Die auch nach dem 31.12.2001 geltende dynamische Bindung an die Tarifverträge folgt dabei zwar nicht aus der ursprünglichen Vereinbarung des Arbeitsvertrags vom 25.5.2001. Sie folgt aber aus der Auslegung der auf Grundlage des Schreibens der F Möbel Handels GmbH & Co. KG vom 2.4.2002 geschlossenen Änderungsvereinbarung zwischen den Parteien. Zwar haben die Parteien des ursprünglichen Arbeitsvertrags ausdrücklich die Geltung der jeweiligen tariflichen Bestimmungen des Einzelhandels und damit die dynamische Geltung des gesamten Tarifwerks des Einzelhandels vereinbart. Aber die Vereinbarung ist als sog. Gleichstellungsabrede auszulegen, so dass die Dynamik der Geltung mit dem Austritt der Arbeitgeberin aus dem Arbeitgeberverband am 31.12.2001 beendet wurde. Die Tarifvereinbarungen galten lediglich statisch weiter.

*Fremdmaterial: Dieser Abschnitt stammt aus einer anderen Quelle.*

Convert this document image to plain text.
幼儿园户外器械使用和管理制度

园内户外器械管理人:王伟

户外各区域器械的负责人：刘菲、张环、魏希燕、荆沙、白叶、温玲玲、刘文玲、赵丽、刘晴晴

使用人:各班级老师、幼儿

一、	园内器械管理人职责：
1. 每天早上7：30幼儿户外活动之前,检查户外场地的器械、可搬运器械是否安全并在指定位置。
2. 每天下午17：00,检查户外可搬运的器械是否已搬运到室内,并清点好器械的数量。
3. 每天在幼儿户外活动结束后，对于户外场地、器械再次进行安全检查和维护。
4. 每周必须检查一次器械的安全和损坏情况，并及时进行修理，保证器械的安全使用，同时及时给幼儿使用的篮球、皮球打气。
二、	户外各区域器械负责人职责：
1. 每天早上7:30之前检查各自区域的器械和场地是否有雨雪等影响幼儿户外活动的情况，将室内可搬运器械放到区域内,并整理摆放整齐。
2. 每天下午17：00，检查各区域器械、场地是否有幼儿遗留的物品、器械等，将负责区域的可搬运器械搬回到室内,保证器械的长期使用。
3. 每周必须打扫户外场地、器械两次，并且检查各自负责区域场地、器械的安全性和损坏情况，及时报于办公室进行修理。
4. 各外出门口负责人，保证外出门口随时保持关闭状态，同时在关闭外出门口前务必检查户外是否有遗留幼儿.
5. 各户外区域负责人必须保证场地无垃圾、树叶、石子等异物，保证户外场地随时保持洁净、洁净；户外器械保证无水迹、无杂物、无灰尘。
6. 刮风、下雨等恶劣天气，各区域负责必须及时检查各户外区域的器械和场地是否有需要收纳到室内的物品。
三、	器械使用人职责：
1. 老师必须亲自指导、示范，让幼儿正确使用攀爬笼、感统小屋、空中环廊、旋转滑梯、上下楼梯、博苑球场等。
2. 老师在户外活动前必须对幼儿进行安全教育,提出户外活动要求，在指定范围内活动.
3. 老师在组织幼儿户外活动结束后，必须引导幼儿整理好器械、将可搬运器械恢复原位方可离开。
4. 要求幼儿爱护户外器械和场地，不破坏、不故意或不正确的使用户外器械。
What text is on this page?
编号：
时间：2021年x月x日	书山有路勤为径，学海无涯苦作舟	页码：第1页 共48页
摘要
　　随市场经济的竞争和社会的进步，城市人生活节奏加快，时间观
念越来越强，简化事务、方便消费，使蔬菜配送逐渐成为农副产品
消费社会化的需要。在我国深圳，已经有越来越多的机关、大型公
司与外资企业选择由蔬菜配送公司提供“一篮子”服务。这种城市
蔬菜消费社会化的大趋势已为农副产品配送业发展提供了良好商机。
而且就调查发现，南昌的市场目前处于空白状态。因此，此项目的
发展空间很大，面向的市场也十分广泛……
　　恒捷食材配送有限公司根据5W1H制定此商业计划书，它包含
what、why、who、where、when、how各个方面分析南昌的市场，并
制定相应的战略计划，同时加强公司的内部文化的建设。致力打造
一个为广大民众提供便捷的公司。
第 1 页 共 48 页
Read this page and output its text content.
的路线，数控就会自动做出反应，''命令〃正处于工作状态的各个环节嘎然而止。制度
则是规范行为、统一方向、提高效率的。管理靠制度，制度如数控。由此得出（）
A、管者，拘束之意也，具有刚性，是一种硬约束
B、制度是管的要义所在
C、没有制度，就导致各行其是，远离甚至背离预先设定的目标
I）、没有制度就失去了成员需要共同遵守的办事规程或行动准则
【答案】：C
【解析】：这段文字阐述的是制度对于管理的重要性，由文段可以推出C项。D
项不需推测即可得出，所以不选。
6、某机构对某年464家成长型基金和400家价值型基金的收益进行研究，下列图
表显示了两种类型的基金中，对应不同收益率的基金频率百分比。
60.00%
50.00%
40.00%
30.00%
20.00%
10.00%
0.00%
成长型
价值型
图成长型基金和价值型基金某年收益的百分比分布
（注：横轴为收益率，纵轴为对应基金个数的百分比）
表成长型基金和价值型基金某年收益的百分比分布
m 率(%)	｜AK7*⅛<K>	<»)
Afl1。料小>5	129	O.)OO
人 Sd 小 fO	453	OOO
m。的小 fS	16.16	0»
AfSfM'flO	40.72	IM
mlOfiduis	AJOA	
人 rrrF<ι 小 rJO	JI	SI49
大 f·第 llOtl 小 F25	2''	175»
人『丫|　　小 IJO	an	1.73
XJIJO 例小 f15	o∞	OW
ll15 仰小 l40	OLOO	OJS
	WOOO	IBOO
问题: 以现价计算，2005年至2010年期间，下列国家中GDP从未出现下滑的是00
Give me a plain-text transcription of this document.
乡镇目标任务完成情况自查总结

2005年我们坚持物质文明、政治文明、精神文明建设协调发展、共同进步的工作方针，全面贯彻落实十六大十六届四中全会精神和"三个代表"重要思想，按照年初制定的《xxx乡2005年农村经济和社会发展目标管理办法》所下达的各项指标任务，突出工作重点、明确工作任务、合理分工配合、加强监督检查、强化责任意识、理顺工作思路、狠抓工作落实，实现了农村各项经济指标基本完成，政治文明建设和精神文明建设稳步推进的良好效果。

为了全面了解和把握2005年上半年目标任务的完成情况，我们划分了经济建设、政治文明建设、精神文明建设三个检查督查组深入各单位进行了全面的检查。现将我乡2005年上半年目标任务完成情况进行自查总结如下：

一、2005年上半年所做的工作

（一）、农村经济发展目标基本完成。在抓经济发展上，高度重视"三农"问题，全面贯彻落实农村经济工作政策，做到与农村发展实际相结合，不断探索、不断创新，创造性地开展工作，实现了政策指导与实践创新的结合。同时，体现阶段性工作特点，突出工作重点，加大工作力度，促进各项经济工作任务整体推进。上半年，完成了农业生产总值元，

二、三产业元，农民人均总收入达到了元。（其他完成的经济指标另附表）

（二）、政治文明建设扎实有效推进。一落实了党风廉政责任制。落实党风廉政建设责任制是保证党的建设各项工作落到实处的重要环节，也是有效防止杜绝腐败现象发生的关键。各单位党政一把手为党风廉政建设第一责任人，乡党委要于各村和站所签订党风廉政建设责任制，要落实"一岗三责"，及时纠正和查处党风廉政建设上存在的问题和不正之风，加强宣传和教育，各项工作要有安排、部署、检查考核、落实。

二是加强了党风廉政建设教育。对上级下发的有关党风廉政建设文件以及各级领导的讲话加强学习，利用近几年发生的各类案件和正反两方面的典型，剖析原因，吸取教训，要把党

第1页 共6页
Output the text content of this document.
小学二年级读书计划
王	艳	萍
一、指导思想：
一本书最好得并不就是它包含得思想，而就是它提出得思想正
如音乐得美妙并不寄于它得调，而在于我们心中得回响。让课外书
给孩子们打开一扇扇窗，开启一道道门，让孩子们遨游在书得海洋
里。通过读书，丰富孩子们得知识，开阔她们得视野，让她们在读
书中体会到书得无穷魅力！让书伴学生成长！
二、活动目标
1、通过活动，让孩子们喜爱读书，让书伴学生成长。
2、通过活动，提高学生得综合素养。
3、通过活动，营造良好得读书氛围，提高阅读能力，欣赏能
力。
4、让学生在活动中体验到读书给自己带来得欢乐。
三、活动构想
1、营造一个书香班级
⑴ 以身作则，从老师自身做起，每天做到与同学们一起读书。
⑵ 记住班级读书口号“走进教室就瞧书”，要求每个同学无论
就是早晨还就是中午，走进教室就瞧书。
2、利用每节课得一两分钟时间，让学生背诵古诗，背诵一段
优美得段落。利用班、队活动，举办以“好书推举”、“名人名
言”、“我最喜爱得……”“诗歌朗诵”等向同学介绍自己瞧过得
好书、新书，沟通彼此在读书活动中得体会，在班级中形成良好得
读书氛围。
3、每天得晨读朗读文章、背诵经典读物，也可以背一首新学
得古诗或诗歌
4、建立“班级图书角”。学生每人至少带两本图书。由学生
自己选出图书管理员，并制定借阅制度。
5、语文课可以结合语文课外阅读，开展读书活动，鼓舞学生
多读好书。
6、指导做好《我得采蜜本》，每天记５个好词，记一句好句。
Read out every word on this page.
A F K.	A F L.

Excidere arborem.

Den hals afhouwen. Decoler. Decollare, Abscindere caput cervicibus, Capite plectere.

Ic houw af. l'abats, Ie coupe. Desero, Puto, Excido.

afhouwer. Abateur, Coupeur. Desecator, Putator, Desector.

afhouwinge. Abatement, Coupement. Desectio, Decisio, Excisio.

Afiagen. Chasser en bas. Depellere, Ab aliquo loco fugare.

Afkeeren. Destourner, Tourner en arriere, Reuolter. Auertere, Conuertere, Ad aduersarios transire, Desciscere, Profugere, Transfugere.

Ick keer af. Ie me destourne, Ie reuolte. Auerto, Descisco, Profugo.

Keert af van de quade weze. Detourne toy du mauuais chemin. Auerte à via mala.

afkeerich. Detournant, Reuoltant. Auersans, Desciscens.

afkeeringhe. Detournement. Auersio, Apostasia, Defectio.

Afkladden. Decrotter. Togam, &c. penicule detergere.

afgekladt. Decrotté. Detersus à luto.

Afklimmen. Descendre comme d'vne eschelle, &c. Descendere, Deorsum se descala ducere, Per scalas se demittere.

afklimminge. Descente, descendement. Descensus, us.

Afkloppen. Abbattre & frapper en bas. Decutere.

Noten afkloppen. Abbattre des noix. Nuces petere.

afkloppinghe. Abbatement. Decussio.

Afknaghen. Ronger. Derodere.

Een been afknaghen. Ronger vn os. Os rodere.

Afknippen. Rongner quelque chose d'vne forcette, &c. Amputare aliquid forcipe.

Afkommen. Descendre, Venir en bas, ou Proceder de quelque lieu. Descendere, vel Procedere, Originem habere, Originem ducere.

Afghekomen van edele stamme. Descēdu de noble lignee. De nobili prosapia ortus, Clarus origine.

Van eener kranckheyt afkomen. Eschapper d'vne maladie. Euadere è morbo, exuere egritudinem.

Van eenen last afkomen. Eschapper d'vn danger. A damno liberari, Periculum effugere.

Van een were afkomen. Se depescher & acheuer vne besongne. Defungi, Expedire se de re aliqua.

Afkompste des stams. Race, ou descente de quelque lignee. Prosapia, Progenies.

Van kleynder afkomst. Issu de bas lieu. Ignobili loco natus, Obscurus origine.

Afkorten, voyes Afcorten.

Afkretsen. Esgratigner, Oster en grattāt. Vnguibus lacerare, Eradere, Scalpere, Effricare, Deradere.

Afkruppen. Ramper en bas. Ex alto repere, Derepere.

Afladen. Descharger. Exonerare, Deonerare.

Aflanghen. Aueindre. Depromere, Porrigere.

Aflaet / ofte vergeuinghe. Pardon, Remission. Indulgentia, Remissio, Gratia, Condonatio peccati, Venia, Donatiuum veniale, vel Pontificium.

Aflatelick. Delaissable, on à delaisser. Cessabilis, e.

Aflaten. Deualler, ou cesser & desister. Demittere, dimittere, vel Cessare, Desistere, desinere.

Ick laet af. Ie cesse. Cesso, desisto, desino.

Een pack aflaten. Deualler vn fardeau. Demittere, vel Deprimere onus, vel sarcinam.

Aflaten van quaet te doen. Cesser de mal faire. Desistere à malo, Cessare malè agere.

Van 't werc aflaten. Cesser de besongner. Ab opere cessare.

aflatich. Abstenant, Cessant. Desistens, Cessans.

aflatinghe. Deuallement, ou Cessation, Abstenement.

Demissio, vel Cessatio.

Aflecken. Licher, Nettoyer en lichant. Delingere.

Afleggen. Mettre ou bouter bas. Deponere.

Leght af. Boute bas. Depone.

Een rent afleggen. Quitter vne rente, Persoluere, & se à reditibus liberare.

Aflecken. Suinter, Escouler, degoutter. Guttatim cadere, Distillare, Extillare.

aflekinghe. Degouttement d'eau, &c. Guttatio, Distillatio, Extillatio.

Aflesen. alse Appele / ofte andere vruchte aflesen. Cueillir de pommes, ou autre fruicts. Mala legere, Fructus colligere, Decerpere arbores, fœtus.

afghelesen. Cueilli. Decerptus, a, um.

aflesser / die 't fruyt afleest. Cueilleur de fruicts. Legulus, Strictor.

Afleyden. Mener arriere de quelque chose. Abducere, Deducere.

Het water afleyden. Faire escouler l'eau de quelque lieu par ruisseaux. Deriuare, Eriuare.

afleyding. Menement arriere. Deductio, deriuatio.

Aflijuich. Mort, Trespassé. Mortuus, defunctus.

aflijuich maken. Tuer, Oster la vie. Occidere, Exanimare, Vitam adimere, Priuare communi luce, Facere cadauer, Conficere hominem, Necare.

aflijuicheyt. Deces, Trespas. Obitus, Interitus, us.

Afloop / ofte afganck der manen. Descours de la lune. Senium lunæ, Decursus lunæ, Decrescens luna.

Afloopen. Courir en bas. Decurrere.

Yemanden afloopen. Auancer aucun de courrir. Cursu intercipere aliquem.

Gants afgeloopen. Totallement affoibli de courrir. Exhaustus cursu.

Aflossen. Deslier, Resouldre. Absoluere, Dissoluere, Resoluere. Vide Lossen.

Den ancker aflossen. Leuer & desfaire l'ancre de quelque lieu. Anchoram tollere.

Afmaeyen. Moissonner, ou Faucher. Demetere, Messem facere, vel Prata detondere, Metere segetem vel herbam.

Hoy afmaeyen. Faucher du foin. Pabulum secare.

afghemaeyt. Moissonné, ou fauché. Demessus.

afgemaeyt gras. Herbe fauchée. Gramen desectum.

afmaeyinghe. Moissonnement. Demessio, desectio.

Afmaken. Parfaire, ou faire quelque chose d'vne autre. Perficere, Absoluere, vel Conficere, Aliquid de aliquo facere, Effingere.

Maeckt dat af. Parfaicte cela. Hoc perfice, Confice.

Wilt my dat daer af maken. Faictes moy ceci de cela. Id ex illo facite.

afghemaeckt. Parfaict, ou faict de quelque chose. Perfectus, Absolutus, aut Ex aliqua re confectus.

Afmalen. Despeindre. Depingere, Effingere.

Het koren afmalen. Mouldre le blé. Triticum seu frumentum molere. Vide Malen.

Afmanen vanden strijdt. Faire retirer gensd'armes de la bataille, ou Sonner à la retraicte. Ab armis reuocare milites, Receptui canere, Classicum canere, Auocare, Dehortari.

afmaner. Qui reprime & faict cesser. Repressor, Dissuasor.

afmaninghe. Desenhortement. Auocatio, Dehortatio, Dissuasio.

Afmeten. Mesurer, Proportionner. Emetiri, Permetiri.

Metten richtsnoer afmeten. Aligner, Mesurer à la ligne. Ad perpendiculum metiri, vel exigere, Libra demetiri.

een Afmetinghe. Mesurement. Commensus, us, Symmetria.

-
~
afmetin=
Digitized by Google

Aber auf Grundlage des Schreibens vom 2.4.2002 gelten die Tarifverträge spätestens seit dem 1.6.2002 wieder in ihrer jeweils gültigen Fassung. Nach §§ 133, 157 BGB sind Verträge so auszulegen, wie die Parteien sie nach Treu und Glauben verstehen mussten. Dabei ist die Verkehrssitte zu berücksichtigen und vom Wortlaut her auszugehen. Ebenso sind bei der Ermittlung des wirklichen Willens der Parteien die außerhalb der Vereinbarung liegenden Umstände einzubeziehen.

Nach Auslegung der Willenserklärungen des Schreibens enthält das Schreiben ein annahmefähiges Angebot der Beklagten i.S.d. § 145 BG auf Abschluss eines unbefristeten Arbeitsvertrags, für den die Tarifverträge für den Einzelhandel NRW in ihrer jeweiligen Fassung gelten sollen. Es handelt sich nicht lediglich um eine einseitige Mitteilung darüber, dass die Beklagte einer Fortsetzung des Arbeitsverhältnisses über den 31.5.2002 hinaus nicht widersprechen werde. Im Falle einer Befristung ist dies gerade nicht erforderlich. Die dynamische Geltung der Tarifverträge wurde dadurch auch erneut vereinbart, da die Beklagte diese ausdrücklich in ihrem Schreiben miteinbezieht. Der Kläger hat das Vertragsangebot auch stillschweigend durch konkludentes Verhalten angenommen, da er seine Arbeit fortsetzt und es sich dabei für ihn um ein lediglich vorteilhaftes Angebot handelt.